Eads began her career as a proofreader for the Quincy, Illinois Whig-Journal. After reporting for a small paper, she landed a job on Hearst's Chicago Herald Examiner as a general assignment reporter. At the Herald Examiner she covered the St. Valentine's Day Massacre and did an extensive series on nightlife during Prohibition. Among her colleagues was Hilding Johnson, later made famous by Ben Hecht and Charles MacArthur in their play, The Front Page. In fact, Eads' Chicago career was very much reminiscent of the journalistic life Hecht and MacArthur immortalized.

From Chicago, Eads moved to New York and the Associated Press, where she again was a general assignment reporter. Shortly after moving to New York, she married a colleague from Chicago, Seymour Berkson. Berkson was sent to pre-World War II Europe by Hearst, and Eads went with him. There, she covered American society and Paris fashion shows for Hearst. One of her scoops was the burgeoning romance between British King Edward VIII and American socialite-divorcée Wallis Warfield Simpson.

After returning to the U.S. and divorcing Berkson, Eads worked in Washington for the Hearst wire service. After the service closed down, she was hired as a "club reporter" by Cissy Patterson, publisher of the Washington Times-Herald. Just prior to World War II, she took a job in public relations at J. Walter Thompson in New York. When war broke out, she returned to the AP offices in Washington. After the war she wrote a daily column, "Washington Letter," for the AP for twelve years.

Before traveling to Florida for the interviews, I talked with Dorothy Williams, a retired UPI reporter who was a close friend and colleague of Bancroft's; Hope Ridings Miller, a reporting contemporary of Bancroft's from the Washington Post; and Isabelle Shelton, a former reporter for the Washington Star, who suggested Bancroft for this project. They all gave her high marks as a very solid reporter. They also said that she was not the type of person who would seek the limelight either now or during her reporting career.

I also found some material on Jane Eads during several days of research at the National Press Club (NPC). The NPC was especially helpful with research on Cissy Patterson, Eads' boss at the Washington Times-Herald, activities of the Women's National Press Club during Eads' membership days, and Eleanor Roosevelt's press conferences, which Eads covered.

In addition, Bancroft generously allowed me access to her scrapbooks. Yellowing copies of "sob sister" articles and reports on Paris society before World War II gave me much insight into Bancroft's day-to-day work. (So far, Bancroft has not elected to give her papers to an archive. I encouraged her to think about doing so.)

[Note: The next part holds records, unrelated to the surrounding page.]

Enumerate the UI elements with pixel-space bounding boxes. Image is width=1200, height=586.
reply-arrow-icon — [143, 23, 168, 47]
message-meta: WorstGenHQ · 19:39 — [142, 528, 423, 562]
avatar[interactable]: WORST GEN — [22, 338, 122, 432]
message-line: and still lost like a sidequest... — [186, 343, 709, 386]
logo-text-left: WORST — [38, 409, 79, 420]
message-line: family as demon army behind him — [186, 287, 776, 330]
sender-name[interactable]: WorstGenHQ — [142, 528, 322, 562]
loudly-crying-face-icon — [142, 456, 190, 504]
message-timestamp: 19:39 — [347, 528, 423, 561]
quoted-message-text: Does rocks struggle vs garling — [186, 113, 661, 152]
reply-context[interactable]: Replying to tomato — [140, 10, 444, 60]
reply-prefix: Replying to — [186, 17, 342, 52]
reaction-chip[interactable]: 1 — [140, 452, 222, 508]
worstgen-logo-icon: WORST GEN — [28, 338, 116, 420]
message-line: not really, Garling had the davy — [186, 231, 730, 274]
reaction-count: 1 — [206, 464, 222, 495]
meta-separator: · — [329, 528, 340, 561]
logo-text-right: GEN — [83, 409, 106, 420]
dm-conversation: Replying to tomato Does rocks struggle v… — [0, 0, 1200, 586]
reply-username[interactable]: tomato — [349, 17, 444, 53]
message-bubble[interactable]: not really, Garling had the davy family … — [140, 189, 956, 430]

Jane's husband, Griffing Bancroft, was instrumental in convincing her to do this oral history interview. Mr. Bancroft is the grandson of the well-known California historian, Hubert Howe Bancroft, for whom the Bancroft Library at the University of California at Berkeley is named. Jane Eads Bancroft says that her husband and her only daughter, Barbara Berkson, convinced her that her experiences should be recorded.

Both Bancrofts welcomed me warmly, arranged for me to stay in the retirement complex where they live and often invited me to share meals with them. Jane and I held morning and evening sessions in the living room of their apartment, a comfortable home decorated in bright, tropical colors. Several of Jane Bancroft's post-retirement paintings line the walls.

Jane Eads Bancroft was chosen for this oral history project because of the breadth of her experience in journalism. For example, her reporting encompassed the styles known as "sob sister" reporting—stories written to gain sympathy for their subjects—and "stunt reporting"—stories written by reporters who did daring acts and became part of the story themselves.

Since Jane Eads Bancroft was known professionally as Jane Eads, we have chosen to index her oral history under that name.